LE CASERUS TRIO - 2012
8 août 2012
arvis de la Mairie EYMOUTIERS
Jeune ensemble formé par affinité musicale et concordance de vie, le CASERUS TRIO a débarqué en Limousin avec deux voitures rouges chargées jusqu’à la galerie de matériel. A la descente des véhicules, je m’aperçus qu’ils portaient les mêmes chaussures, des mocassins en simili cuir trop neufs, de la même couleur, avec les mêmes lacets blancs. Un signe de reconnaissance ? Étaient-ils sponsorisés ? Cela avait-il quelque chose à voir avec l’éthique du groupe ?
Rapide installation à la maison : qui prend la chambre, qui s’attribue la mezzanine, mais avant tout rassemblement du matériel et des instruments sur l’estrade et surtout hors de tout passage. C’est déjà la fin de l’après-midi quand je les informe que nous sommes invités à dîner chez notre voisine. Grande tablée avec nos amis du « beau lieu », délicieux et convivial repas.

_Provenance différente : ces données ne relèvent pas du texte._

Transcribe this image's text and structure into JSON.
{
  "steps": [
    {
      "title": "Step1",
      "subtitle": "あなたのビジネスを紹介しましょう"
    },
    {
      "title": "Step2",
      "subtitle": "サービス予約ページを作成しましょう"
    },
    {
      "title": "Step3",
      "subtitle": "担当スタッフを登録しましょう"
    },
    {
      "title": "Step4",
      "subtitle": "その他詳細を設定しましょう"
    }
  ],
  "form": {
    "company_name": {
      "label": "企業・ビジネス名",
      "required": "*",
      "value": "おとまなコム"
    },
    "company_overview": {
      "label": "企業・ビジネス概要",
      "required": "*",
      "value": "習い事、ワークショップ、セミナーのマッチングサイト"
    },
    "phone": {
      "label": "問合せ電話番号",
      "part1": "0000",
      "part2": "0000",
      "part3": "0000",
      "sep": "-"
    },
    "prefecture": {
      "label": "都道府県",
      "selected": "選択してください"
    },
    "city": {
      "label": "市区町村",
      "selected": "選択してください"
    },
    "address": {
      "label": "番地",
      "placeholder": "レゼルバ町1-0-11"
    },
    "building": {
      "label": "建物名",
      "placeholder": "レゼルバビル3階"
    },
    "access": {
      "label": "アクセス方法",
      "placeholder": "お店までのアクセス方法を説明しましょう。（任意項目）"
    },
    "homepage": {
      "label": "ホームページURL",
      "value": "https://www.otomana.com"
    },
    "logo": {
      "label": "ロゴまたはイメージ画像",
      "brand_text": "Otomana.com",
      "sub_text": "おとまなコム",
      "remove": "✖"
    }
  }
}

Le lendemain, la moitié du jour se passe à petit déjeuner, l’un part chercher des croissants, l’autre en trouve devant la porte au passage du boulanger itinérant qui klaxonne. Chacun s’émerveille : à peine fait-on deux pas hors de la maison qu’on découvre le paysage sauvage et verdoyant qu’offre notre hameau de Beaulieu. Passage de chevaux, découverte de la fontaine, visite régulière des chiens qui tiennent le village, apparition ça et là de quelques voisins, disparition momentanée de celui ou celle qui va faire sa toilette, va-et-vient incessant et sympathique du à l’enthousiasme de se trouver ensemble et pour eux d’être « en tournée ». Puis installation sur l’estrade de la formation complète pour une répétition avant le concert du soir.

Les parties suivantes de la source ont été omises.